Even quarterback Tyler O’Connor added 43 yards on 10 carries, several of which were scrambles. Although wide receiver R.J. Shelton was credited with just three carries for 16 yards, he caught a series of shovel passes that accounted for a significant portion of his 80 yards receiving. Scott had a 23-yard run that set up his nine-yard touchdown run. All told, the Spartans had three rushing touchdowns, raising the total against the Irish through three games to nine.
Of Michigan State’s 260 yards rushing, 238 came in the final three quarters while 199 came in the second half.
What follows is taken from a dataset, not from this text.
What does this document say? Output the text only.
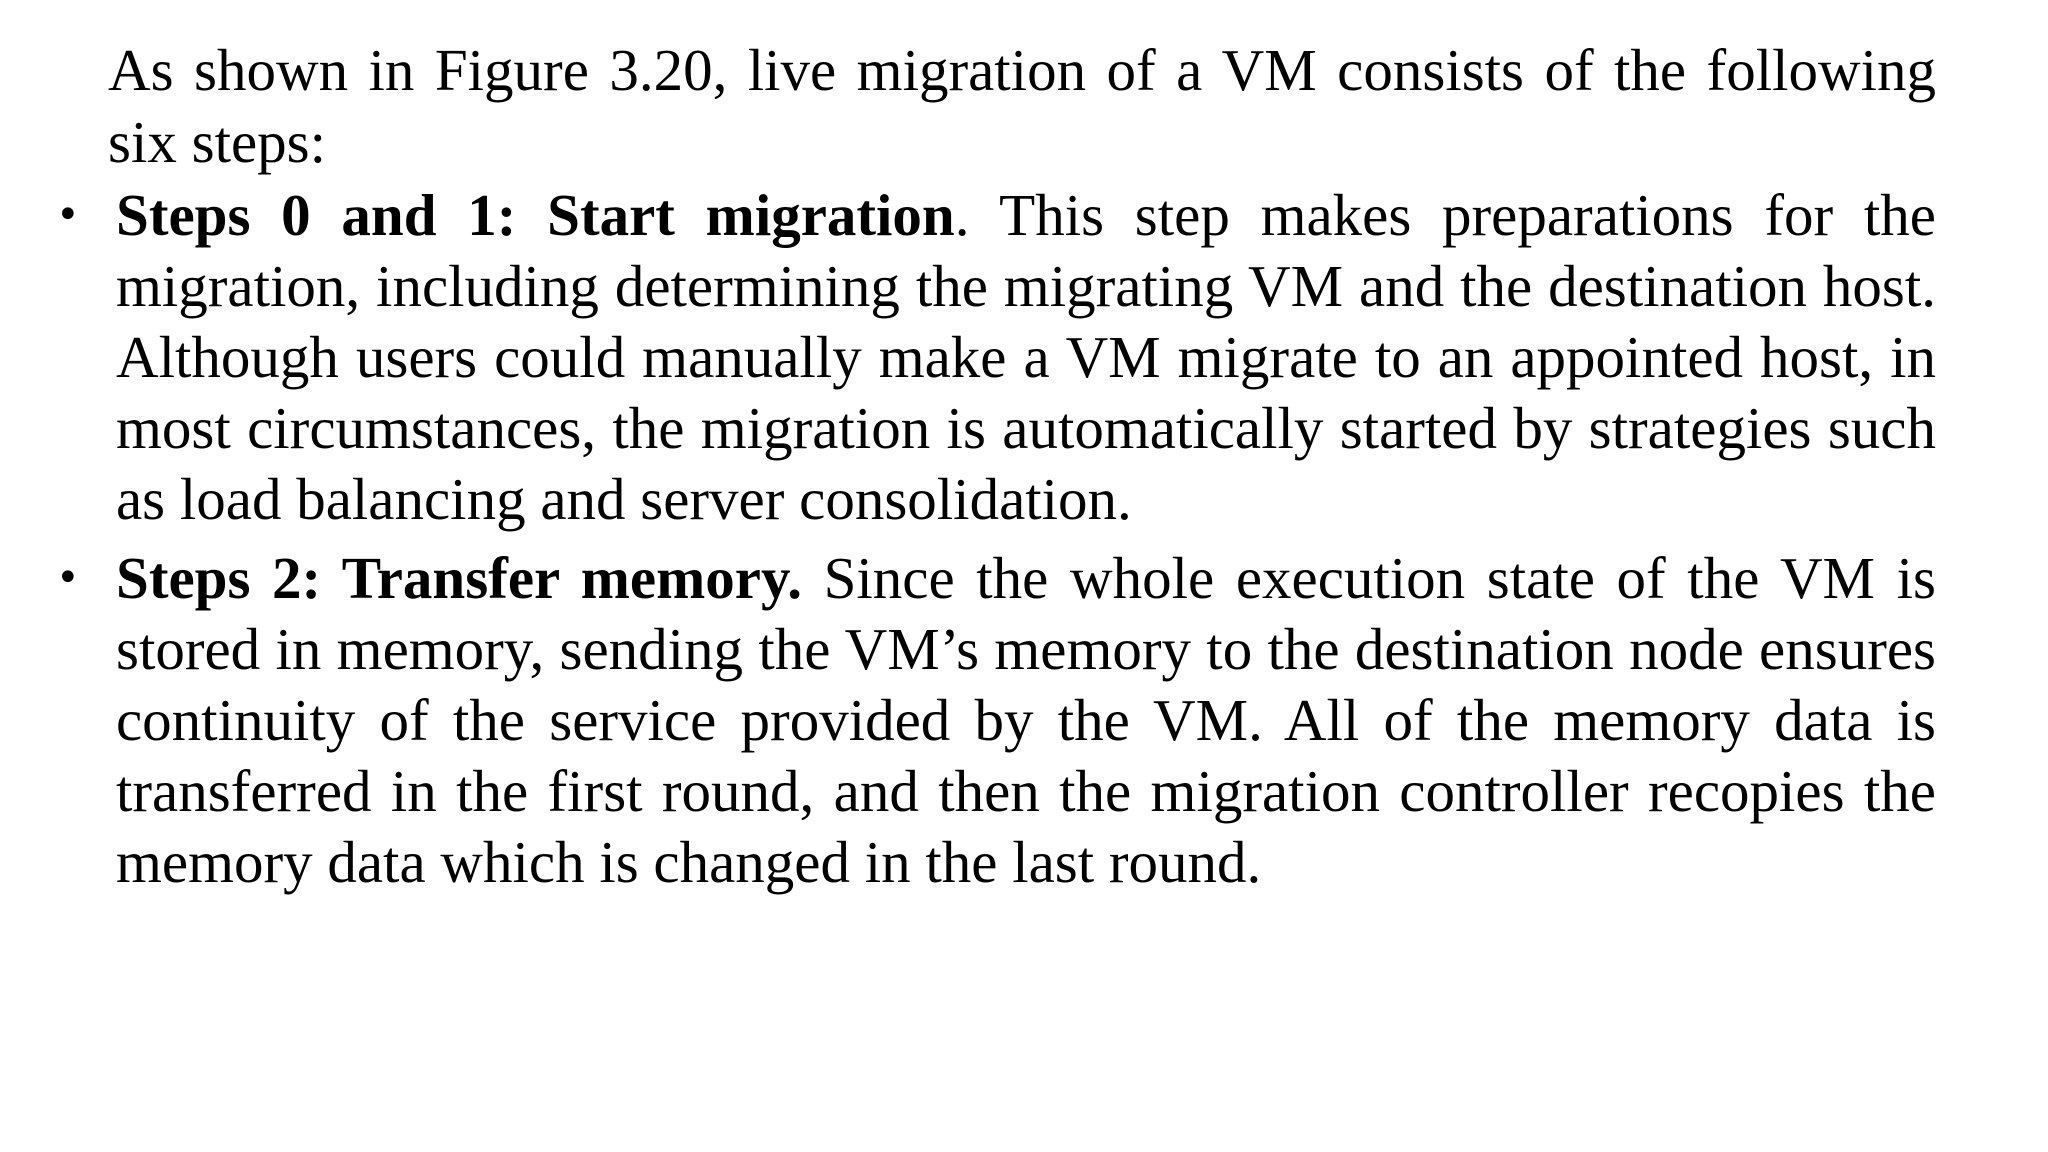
As shown in Figure 3.20, live migration of a VM consists of the following six steps:

• Steps 0 and 1: Start migration. This step makes preparations for the migration, including determining the migrating VM and the destination host. Although users could manually make a VM migrate to an appointed host, in most circumstances, the migration is automatically started by strategies such as load balancing and server consolidation.
• Steps 2: Transfer memory. Since the whole execution state of the VM is stored in memory, sending the VM’s memory to the destination node ensures continuity of the service provided by the VM. All of the memory data is transferred in the first round, and then the migration controller recopies the memory data which is changed in the last round.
Tyler O’Connor completed 19-of-26 for 241 yards and two touchdowns in just his third career start. Veteran cornerback Cole Luke was victimized on the 38-yard touchdown pass to Donnie Corley that easily should have been picked off. Luke was the Spartan target in the first of three touchdown drives in the third quarter when he a) allowed a seven-yard completion to Monty Madaris on 3rd-and-3, b) was whistled for a blatant interference penalty, and c) missed tackle on 3rd-and-10 from the Irish 17 that netted 14 yards and set up Holmes’ first of two scores.
A missed tackle by cornerback Nick Coleman sprung Madaris for 33 yards on the second to last play of the first quarter. Devin Studstill and Nyles Morgan crossed paths on a 23-yard reception by Josiah Price. O’Connor converted a high percentage of his scrambles into first downs.
The Irish made some plays early to keep this from being a failing grade. Credit to Daelin Hayes for his amazing downfield pass defense skills that created a Studstill interception. But the Notre Dame secondary was a sieve against the Spartans during the fateful third quarter as well as the game-clinching pass to a wide-open Corley for 28 yards on 3rd-and-7.
How bad were Notre Dame’s special teams? Let us count the ways, beginning with the opening kickoff when a Jalen Elliott hold negated a 100-yard return by C.J. Sanders.
There was the continued inconsistency of punter Tyler Newsome, who later got a fortuitous bounce for a 71-yarder and finished with a deceiving 50.3 yards per punt. There was the unaware Miles Boykin when a Michigan State punt bounced off the back of his leg and was recovered by the Spartans. There was the easy Michigan State two-point conversion. There was the Michigan State punt downed at the one. There was the unsportsmanlike penalty against Nicco Fertitta on a well-covered punt…
Notre Dame’s special teams continue to be an abomination in big games.
To say that Mark Dantonio and his staff out-coached Brian Kelly and his staff is a colossal understatement. Even Kelly had to admit after the game that he and his coaching staff have to do a much better job, although it didn’t take his spoken word to paint the picture. It was clear in every facet, other than Notre Dame’s ability to make it a game through the passing attack, and even that was inconsistent throughout much of the game when the Irish were unprepared for Michigan State’s wise decision to protect its cornerbacks by using very little press coverage.
Notre Dame’s defense started strong in the first quarter, and then collapsed thereafter. The special teams were unprepared to play consistent football.
Kelly even used the first of three second-half timeouts…to decide to punt on 4th-and-7.
The Irish have lost four of the last five games they’ve played, dating back to last year’s final regular-season loss to Stanford. The coaching staff is not giving the players the best chance to win.